More than a year ago, the Dutch semiconductor maker Nexperia took full ownership of Britain’s largest, home-grown semiconductor producer Newport Wafer Fab, after agreeing to buy the remaining stake it did not own for £63 million (US$75 million).
Nexperia, with more than 14,000 people on staff globally, proclaimed the purchase of financially strapped Newport and its 500 employees as complementing its existing manufacturing sites in the United Kingdom and in Germany and as a key cog in expansion plans to meet the “growing global demand for semiconductors.”
The Newport takeover is one of several high-profile deals now caught in limbo under a law enacted earlier this year that gave the British government powers similar to the Committee on Foreign Investment in the United States (CFIUS) to block foreign takeovers, including the ability to retroactively end such deals.

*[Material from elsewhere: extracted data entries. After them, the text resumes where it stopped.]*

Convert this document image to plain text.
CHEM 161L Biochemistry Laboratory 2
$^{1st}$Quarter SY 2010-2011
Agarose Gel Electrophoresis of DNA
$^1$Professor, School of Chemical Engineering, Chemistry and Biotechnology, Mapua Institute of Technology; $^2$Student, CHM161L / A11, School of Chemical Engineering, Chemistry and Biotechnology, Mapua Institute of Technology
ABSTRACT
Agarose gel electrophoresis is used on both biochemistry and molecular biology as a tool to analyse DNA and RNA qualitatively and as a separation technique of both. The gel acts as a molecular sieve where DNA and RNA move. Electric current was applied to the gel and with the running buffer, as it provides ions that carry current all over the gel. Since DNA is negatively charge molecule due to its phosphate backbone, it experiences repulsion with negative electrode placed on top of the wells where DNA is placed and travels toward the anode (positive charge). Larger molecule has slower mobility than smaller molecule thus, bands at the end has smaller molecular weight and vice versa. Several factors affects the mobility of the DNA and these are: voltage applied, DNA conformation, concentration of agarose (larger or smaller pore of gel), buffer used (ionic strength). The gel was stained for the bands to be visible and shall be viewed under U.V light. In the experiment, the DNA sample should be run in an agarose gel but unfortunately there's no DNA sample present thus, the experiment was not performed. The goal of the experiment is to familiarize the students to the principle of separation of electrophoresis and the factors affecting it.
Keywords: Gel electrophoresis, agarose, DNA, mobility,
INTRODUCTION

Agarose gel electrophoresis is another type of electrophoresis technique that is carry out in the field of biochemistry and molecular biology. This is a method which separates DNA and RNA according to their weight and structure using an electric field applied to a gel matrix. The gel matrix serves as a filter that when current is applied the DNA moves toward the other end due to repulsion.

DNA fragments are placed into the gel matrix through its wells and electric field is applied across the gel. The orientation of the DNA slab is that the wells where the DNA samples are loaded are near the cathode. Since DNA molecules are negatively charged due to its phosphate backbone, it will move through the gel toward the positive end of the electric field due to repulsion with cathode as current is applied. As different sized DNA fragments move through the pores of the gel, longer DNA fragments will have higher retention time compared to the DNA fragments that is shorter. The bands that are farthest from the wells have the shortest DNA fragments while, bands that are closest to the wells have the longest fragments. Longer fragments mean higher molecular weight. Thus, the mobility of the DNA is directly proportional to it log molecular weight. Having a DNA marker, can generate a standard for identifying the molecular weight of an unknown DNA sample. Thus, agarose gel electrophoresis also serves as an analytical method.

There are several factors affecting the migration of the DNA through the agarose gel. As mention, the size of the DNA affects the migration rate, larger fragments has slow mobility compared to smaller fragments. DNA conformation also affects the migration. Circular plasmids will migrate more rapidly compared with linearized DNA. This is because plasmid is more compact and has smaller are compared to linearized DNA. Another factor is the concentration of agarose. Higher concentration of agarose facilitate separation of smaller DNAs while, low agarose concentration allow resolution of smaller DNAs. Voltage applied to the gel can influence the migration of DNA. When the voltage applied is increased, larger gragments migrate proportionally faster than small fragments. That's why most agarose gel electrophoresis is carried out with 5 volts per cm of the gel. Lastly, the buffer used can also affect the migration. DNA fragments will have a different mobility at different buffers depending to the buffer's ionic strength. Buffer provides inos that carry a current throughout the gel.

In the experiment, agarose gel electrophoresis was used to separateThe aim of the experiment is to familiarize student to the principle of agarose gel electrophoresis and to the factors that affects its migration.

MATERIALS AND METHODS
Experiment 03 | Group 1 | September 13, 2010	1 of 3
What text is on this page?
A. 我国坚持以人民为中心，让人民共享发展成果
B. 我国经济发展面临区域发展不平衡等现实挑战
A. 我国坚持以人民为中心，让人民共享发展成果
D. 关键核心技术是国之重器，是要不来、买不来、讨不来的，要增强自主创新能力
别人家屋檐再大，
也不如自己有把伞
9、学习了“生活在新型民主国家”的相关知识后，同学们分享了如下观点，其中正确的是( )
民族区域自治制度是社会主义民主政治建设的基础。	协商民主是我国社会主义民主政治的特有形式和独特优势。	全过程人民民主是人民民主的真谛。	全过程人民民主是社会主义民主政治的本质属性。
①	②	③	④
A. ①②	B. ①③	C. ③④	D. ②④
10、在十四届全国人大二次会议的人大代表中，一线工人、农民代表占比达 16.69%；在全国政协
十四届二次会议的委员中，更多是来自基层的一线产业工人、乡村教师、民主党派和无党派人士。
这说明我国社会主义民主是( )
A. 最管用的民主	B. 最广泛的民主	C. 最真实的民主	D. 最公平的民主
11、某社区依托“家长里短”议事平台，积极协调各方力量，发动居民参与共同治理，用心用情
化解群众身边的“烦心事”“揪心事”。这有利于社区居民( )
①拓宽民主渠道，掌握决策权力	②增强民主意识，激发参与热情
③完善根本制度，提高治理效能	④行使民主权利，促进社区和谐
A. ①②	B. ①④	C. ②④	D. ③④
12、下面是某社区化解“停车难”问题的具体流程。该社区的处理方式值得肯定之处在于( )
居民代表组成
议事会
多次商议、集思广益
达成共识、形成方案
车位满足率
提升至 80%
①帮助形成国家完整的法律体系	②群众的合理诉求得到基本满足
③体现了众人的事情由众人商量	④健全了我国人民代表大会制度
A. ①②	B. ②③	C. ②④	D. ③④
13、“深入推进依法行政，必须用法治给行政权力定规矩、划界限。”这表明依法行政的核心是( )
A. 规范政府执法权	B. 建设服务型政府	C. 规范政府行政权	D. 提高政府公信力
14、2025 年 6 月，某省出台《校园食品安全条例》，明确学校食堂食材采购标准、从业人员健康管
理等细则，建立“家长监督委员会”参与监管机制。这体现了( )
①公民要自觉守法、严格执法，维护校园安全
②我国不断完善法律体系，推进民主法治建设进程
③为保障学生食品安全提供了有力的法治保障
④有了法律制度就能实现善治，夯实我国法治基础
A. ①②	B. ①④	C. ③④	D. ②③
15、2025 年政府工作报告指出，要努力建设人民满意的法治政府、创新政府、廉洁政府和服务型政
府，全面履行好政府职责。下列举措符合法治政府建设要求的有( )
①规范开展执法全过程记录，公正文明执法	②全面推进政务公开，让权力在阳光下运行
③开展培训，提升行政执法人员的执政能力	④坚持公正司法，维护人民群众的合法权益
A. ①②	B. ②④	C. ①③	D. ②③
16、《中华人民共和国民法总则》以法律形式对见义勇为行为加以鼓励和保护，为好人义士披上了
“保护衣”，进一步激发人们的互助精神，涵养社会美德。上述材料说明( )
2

“The expectation is that the government will be more likely to intervene in transactions under this new regime,” Glenn Hall, a partner at Nelson Rose Fulbright in London said in a recent client note.
“The vast majority of transactions reviewed under the new regime are expected to be cleared without needing remedies,” Hall added. “Despite this, the new regime is far-reaching with serious consequences for non-compliance and requires parties to transactions in a much wider range of situations to engage with a potential national security review than under the previous Enterprise Act regime.”